TABLE 1 parental and F1 generation gender and feather trait statistics
(2) DNA template
0.2mL of wing vein blood of the test parent cock and hen was collected, and blood DNA templates of the parent and F1 generation chicks were extracted using a blood DNA extraction kit.
(3) PCR polymerase chain reaction and product detection
The extracted DNA was used as a template in PCR and PCR amplification was carried out using the provided PCR kit, and the reaction system and reaction conditions are detailed in Table 2 and Table 3, respectively.
An amplification primer:
an upstream primer: 5'-CATCCCCTCTGCCTCGTGAC-3', respectively;
a downstream primer: 5'-ACCTACTACCGCAACAACGC-3' are provided.
TABLE 2 PCR reaction System for MC1R Gene
TABLE 3 PCR amplification procedure for the MC1R Gene
mu.L of the PCR amplification product was subjected to 1.5% agarose gel electrophoresis, and the product was sequenced as a single band of 692bp in size (see FIG. 1), whereby base information of 532bp downstream of the start codon of MC1R gene was obtained from different individuals. This site is the SNP site to be detected, and the base sequences on the left and right sides are as follows: GGTGAGCGTCAGCAACCTGGCC (G/A) AGACGCTCTTCATGCT.

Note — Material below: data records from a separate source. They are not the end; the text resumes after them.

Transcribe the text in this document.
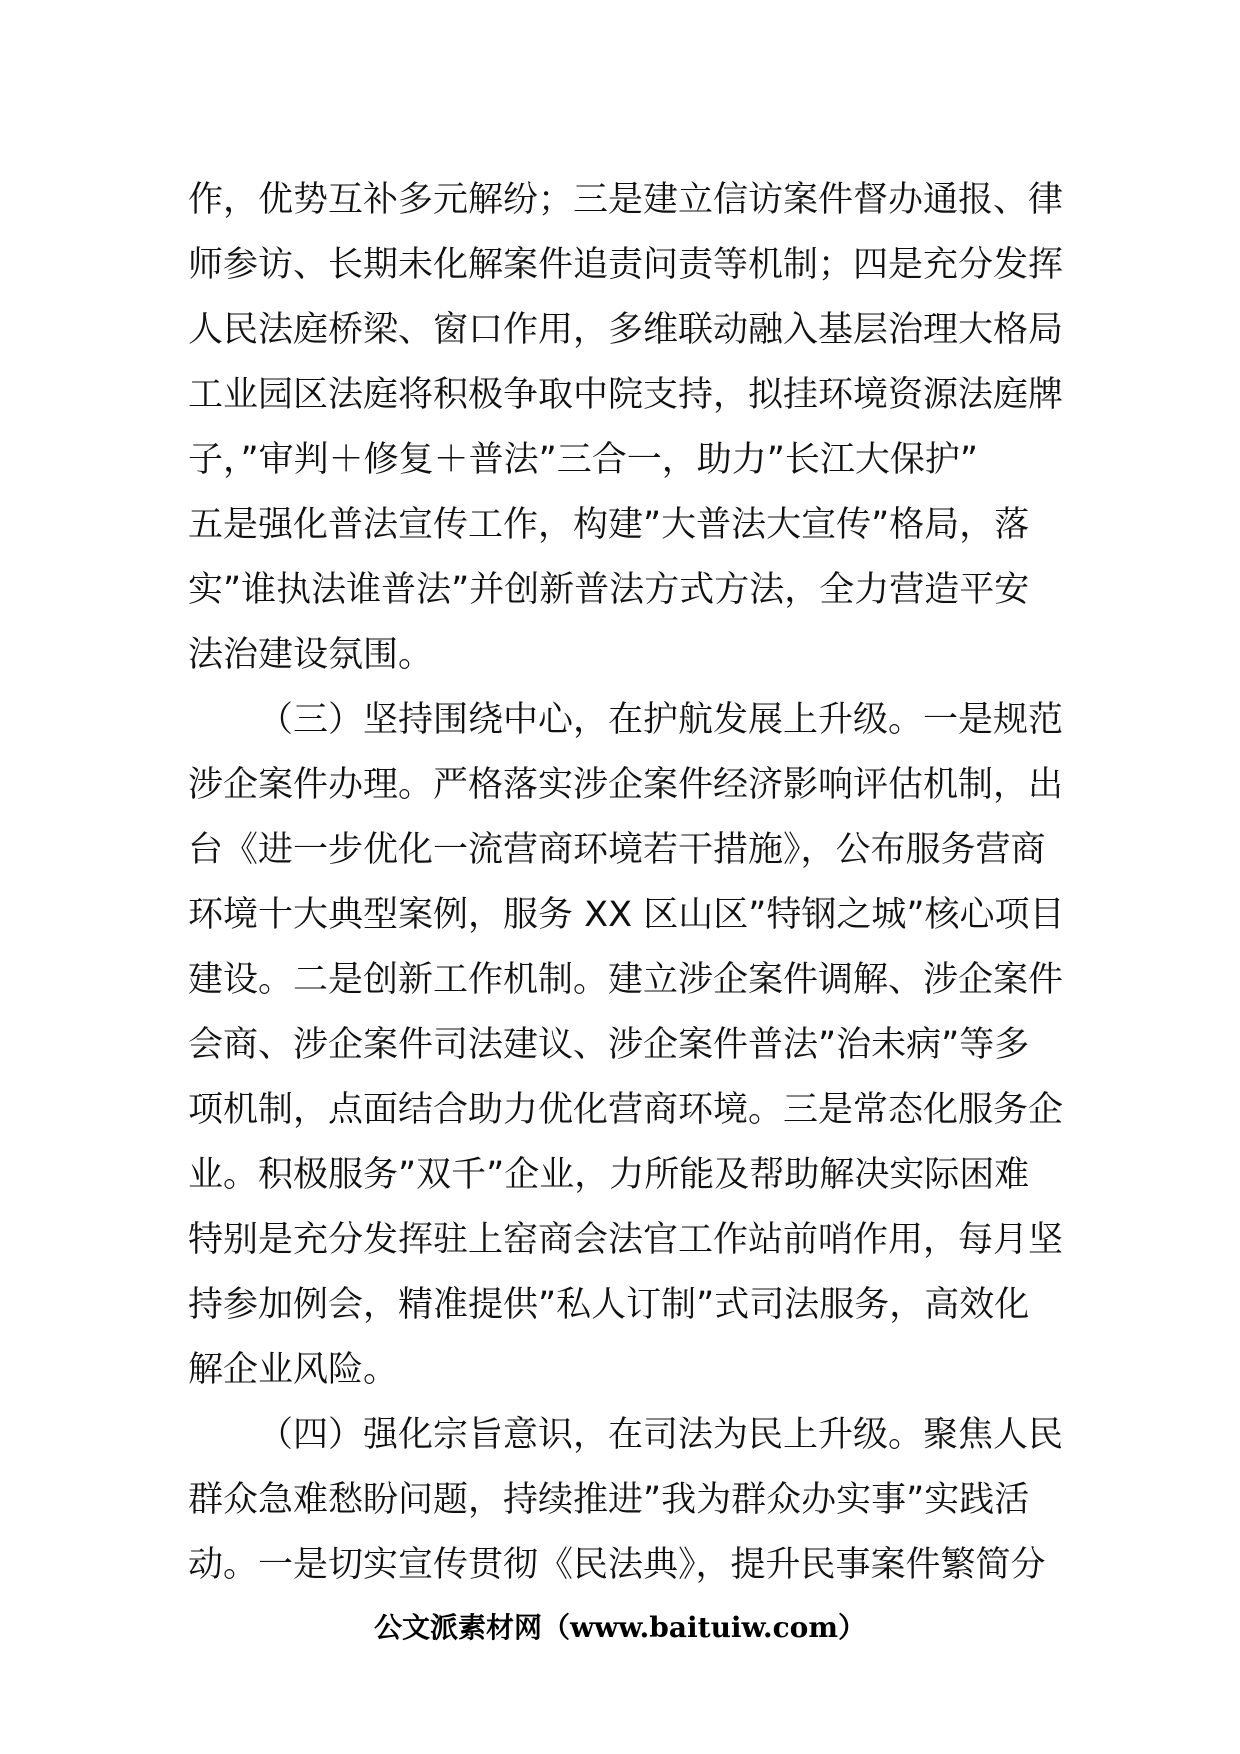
作，优势互补多元解纷；三是建立信访案件督办通报、律
师参访、长期未化解案件追责问责等机制；四是充分发挥
人民法庭桥梁、窗口作用，多维联动融入基层治理大格局
工业园区法庭将积极争取中院支持，拟挂环境资源法庭牌
子，”审判＋修复＋普法”三合一，助力”长江大保护”
五是强化普法宣传工作，构建”大普法大宣传”格局，落
实”谁执法谁普法”并创新普法方式方法，全力营造平安
法治建设氛围。
（三）坚持围绕中心，在护航发展上升级。一是规范
涉企案件办理。严格落实涉企案件经济影响评估机制，出
台《进一步优化一流营商环境若干措施》，公布服务营商
环境十大典型案例，服务 XX 区山区”特钢之城”核心项目
建设。二是创新工作机制。建立涉企案件调解、涉企案件
会商、涉企案件司法建议、涉企案件普法”治未病”等多
项机制，点面结合助力优化营商环境。三是常态化服务企
业。积极服务”双千”企业，力所能及帮助解决实际困难
特别是充分发挥驻上窑商会法官工作站前哨作用，每月坚
持参加例会，精准提供”私人订制”式司法服务，高效化
解企业风险。
（四）强化宗旨意识，在司法为民上升级。聚焦人民
群众急难愁盼问题，持续推进”我为群众办实事”实践活
动。一是切实宣传贯彻《民法典》，提升民事案件繁简分
公文派素材网（www.baituiw.com）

3. The association analysis of the polymorphic site and the black feather character
The peak diagrams of the SNP sites of all parents and partial F1 generation chicks in the cross-testing test are shown in figure 2, and the sequencing peaks of the male parent corresponding to the base of the site are shown in figures 2A and 2B. FIG. 2A represents AA genotype peak (base of arrow is A), SNP site peak is A peak, which is homozygote; FIG. 2B represents the AG genotype (bases of red arrow are A and G), and the presence of both A and G peaks at this site indicates that the tested individuals are heterozygotes and the genotype is AG. The sequencing peak of the female parent is shown in figure 2C, the SNP site peak of the individual detected by the female parent is shown as G peak (the base of the arrow is G), and the individual SNP site peak is homozygote. The sequencing peak maps of the F1 generation are shown in FIGS. 2D and 2E, and FIG. 2D represents the AG genotype, which shows that the individuals of the F1 generation are heterozygotes and the genotype is AG; in addition, the F1 individuals also had a G peak, which was homozygote.

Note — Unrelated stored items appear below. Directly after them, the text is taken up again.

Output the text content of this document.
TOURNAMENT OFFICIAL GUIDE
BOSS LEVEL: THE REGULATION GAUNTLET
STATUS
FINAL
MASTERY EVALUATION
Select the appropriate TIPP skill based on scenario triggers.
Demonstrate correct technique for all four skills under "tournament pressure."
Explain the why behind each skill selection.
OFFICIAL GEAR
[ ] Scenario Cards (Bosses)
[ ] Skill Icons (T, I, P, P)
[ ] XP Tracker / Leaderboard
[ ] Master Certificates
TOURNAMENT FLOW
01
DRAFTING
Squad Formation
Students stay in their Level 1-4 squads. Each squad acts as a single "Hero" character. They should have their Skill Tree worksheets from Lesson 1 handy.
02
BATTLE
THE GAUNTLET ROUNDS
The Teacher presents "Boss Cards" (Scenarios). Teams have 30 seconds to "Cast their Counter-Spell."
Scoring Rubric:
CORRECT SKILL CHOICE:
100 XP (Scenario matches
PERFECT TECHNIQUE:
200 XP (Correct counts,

As can be seen from the sequencing peak maps of the parent and the F1 generation (see figure 3 in detail), when the target base sequence of the parent is A, and the peak map is a single peak (homozygote), the F1 generation of the parent has the black feather character; the target basic sequence of the parent is A/G, when the peak image is double peak (heterozygote), the F1 generation feather color of the parent has character separation phenomenon, namely black feather: golden feather is 1: 1. therefore, the MC1R gene polymorphism site has obvious association with the feather color character and can be used as a molecular marker-assisted breeding method. The method is simple and convenient, is simple to operate, is not limited by genetic background, has wide application range, and can identify the genotypes of different individuals at the site of the melanin spreading gene (E gene).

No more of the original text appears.